Article 2 : Le jugement du 4 juillet 2014 du tribunal administratif de Versailles est annulé en tant qu'il rejette les demandes du syndicat CGT SKF Montigny, de l'union locale CGT de Trappes, de M. A. et de M. B.
Article 3 : La décision du 25 février 2014 du DIRECCTE d'Ile-de-France est annulée.
Article 4 : La demande présentée devant le tribunal administratif de Versailles par le comité d'hygiène, de sécurité et des conditions de travail du site SKF de Montigny-le-Bretonneux est rejetée.
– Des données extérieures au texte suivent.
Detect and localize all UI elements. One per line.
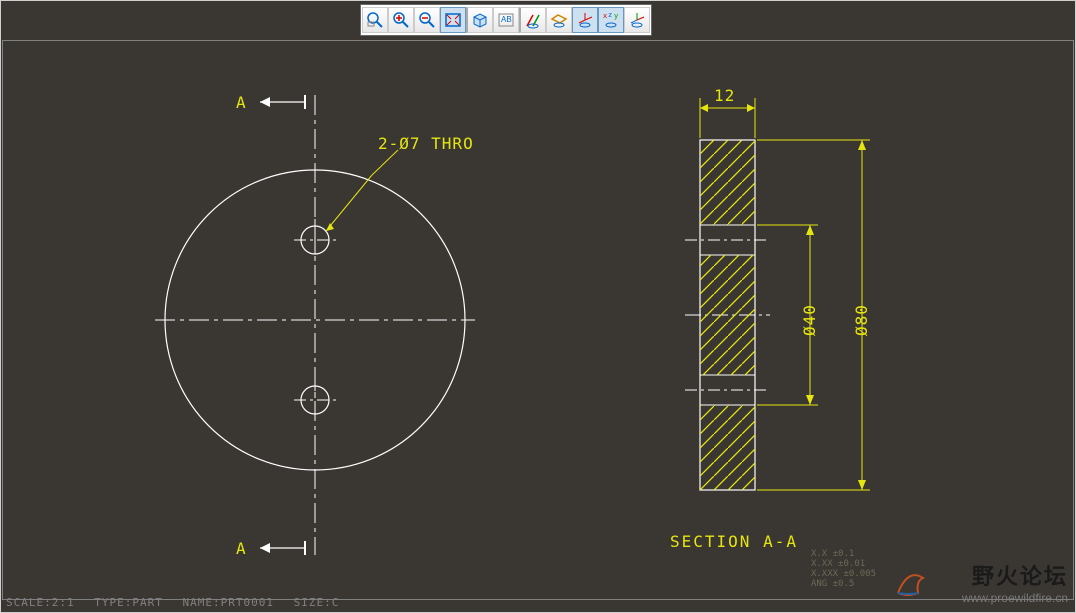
refit-button[interactable] xyxy=(440,7,466,33)
status-scale: SCALE:2:1 xyxy=(6,596,75,609)
csys-hide-button[interactable] xyxy=(624,7,650,33)
svg-text:AB: AB xyxy=(501,15,512,24)
watermark: 野火论坛 www.proewildfire.cn xyxy=(962,559,1068,605)
status-bar: SCALE:2:1 TYPE:PART NAME:PRT0001 SIZE:C xyxy=(6,596,351,609)
flame-icon xyxy=(888,563,938,603)
zoom-window-button[interactable] xyxy=(362,7,388,33)
section-letter-bottom: A xyxy=(236,539,247,558)
tol-line3: X.XXX ±0.005 xyxy=(811,569,876,579)
status-name: NAME:PRT0001 xyxy=(182,596,273,609)
tol-line1: X.X ±0.1 xyxy=(811,549,876,559)
datum-axis-button[interactable] xyxy=(519,7,546,33)
dim-d80: Ø80 xyxy=(852,304,871,336)
csys-xyz-button[interactable]: xyz xyxy=(598,7,624,33)
dim-12: 12 xyxy=(714,86,735,105)
zoom-out-button[interactable] xyxy=(414,7,440,33)
zoom-in-button[interactable] xyxy=(388,7,414,33)
dim-d40: Ø40 xyxy=(800,304,819,336)
status-type: TYPE:PART xyxy=(94,596,163,609)
watermark-title: 野火论坛 xyxy=(962,559,1068,591)
svg-text:x: x xyxy=(603,12,607,20)
shade-button[interactable] xyxy=(466,7,493,33)
datum-plane-button[interactable] xyxy=(546,7,572,33)
watermark-url: www.proewildfire.cn xyxy=(962,591,1068,605)
drawing-border xyxy=(2,40,1074,600)
csys-red-button[interactable] xyxy=(572,7,598,33)
section-label: SECTION A-A xyxy=(670,532,798,551)
annotation-button[interactable]: AB xyxy=(493,7,519,33)
svg-text:y: y xyxy=(614,12,618,20)
hole-callout: 2-Ø7 THRO xyxy=(378,134,474,153)
view-toolbar: AB xyz xyxy=(360,4,652,36)
tol-line2: X.XX ±0.01 xyxy=(811,559,876,569)
status-size: SIZE:C xyxy=(294,596,340,609)
section-letter-top: A xyxy=(236,93,247,112)
tol-line4: ANG ±0.5 xyxy=(811,579,876,589)
tolerance-block: X.X ±0.1 X.XX ±0.01 X.XXX ±0.005 ANG ±0.… xyxy=(811,549,876,589)
svg-text:z: z xyxy=(608,11,612,19)
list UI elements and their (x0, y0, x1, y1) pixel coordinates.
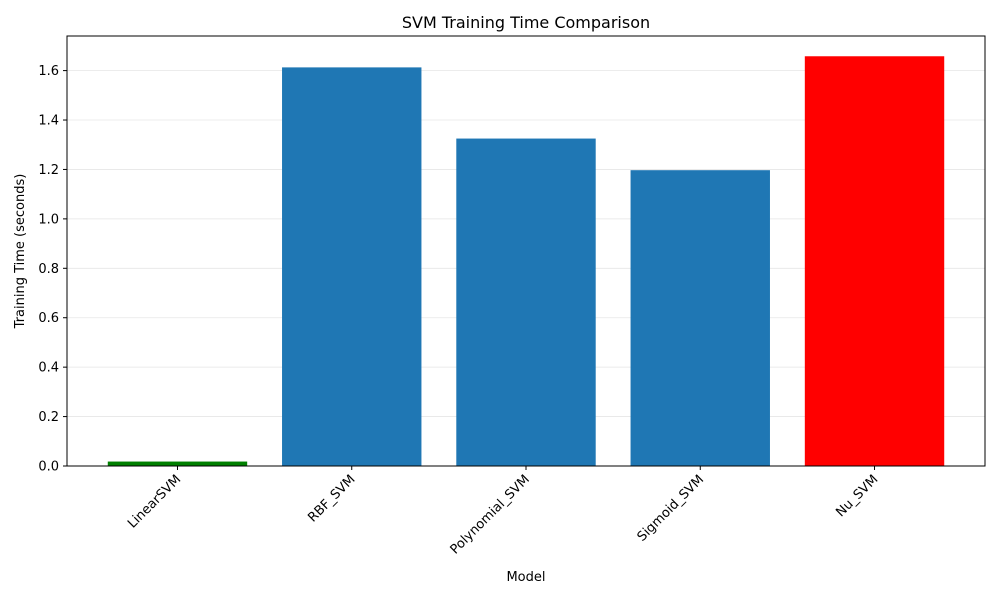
bars (107, 56, 945, 467)
y-tick-label: 1.4 (38, 114, 59, 129)
x-tick-label: LinearSVM (125, 472, 184, 531)
bar (107, 461, 248, 466)
x-tick-label: RBF_SVM (305, 472, 358, 525)
bar (804, 56, 945, 466)
x-axis-ticks: LinearSVM RBF_SVM Polynomial_SVM Sigmoid_SV… (125, 466, 881, 557)
y-axis-label: Training Time (seconds) (13, 174, 28, 330)
x-tick-label: Polynomial_SVM (448, 472, 533, 557)
y-tick-label: 0.8 (38, 262, 59, 277)
bar (630, 170, 770, 467)
x-axis-label: Model (506, 570, 545, 585)
bar (282, 67, 422, 466)
y-tick-label: 1.6 (38, 64, 59, 79)
x-tick-label: Sigmoid_SVM (635, 472, 707, 544)
y-tick-label: 0.4 (38, 361, 59, 376)
y-tick-label: 1.2 (38, 163, 59, 178)
y-tick-label: 0.2 (38, 410, 59, 425)
y-tick-label: 0.6 (38, 311, 59, 326)
y-tick-label: 1.0 (38, 212, 59, 227)
chart-title: SVM Training Time Comparison (402, 13, 650, 32)
y-tick-label: 0.0 (38, 460, 59, 475)
x-tick-label: Nu_SVM (833, 472, 881, 520)
bar (456, 138, 596, 466)
y-axis-ticks: 0.0 0.2 0.4 0.6 0.8 1.0 1.2 1.4 1.6 (38, 64, 67, 475)
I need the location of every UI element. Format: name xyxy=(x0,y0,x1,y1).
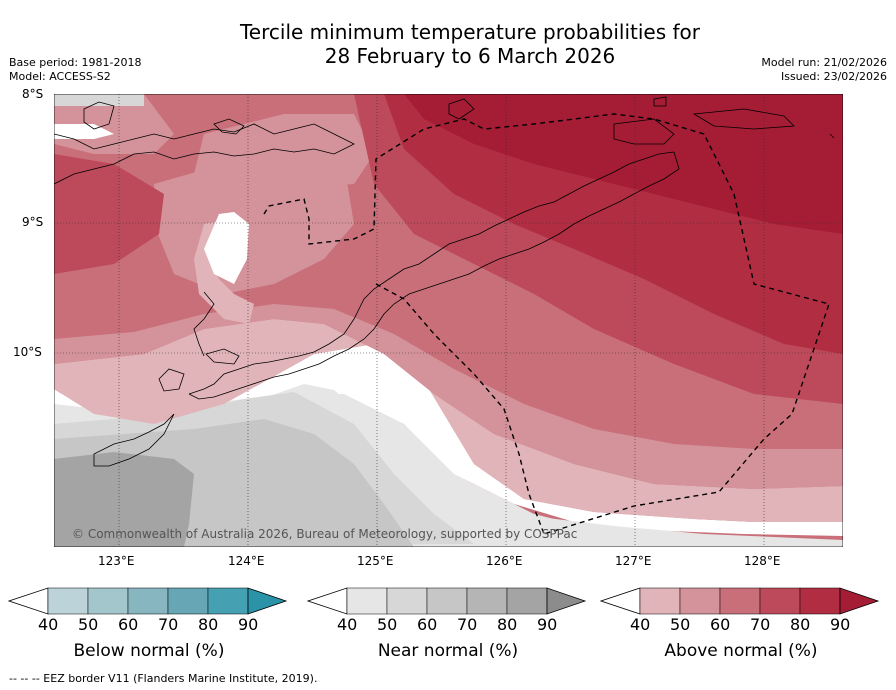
copyright-text: © Commonwealth of Australia 2026, Bureau… xyxy=(72,527,577,541)
cb-above-tick-50: 50 xyxy=(670,615,691,634)
cb-below-tick-40: 40 xyxy=(38,615,59,634)
lon-label-125: 125°E xyxy=(357,554,394,568)
cb-near-tick-90: 90 xyxy=(537,615,558,634)
model-name: Model: ACCESS-S2 xyxy=(9,70,111,83)
colorbar-below xyxy=(8,587,288,615)
eez-border xyxy=(263,113,830,535)
below-cb-high-extension xyxy=(247,587,288,615)
cb-near-tick-60: 60 xyxy=(417,615,438,634)
cb-above-tick-90: 90 xyxy=(830,615,851,634)
above-90-region xyxy=(404,94,843,234)
cb-above-tick-70: 70 xyxy=(750,615,771,634)
graticule xyxy=(54,94,843,547)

Article 5 : L'Etat versera au syndicat CGT SKF Montigny, à l'union locale CGT de Trappes, à M. A. et à M. B. une somme de 400 euros chacun au titre de l'article L. 761-1 du code de justice administrative.
Article 6 : La société SKF France versera au syndicat CGT SKF Montigny, à l'union locale CGT de Trappes, à M. A. et à M. B. une somme de 400 euros chacun au titre de l'article L. 761-1 du code de justice administrative.
Article 7 : Les conclusions présentées par la société SKF France au titre de l'article L. 761-1 du code de justice administrative sont rejetées.
Article 8 : La présente décision sera notifiée au syndicat CGT SKF Montigny, à l'union locale CGT de Trappes, à M. D. A., à M. C. B., au comité d'hygiène, de sécurité et des conditions de travail du site SKF de Montigny-le-Bretonneux, à la société SKF France et à la ministre du travail, de l'emploi, de la formation professionnelle et du dialogue social.
Copie en sera adressée à la CFDT, à la CFE-CGC et à FO.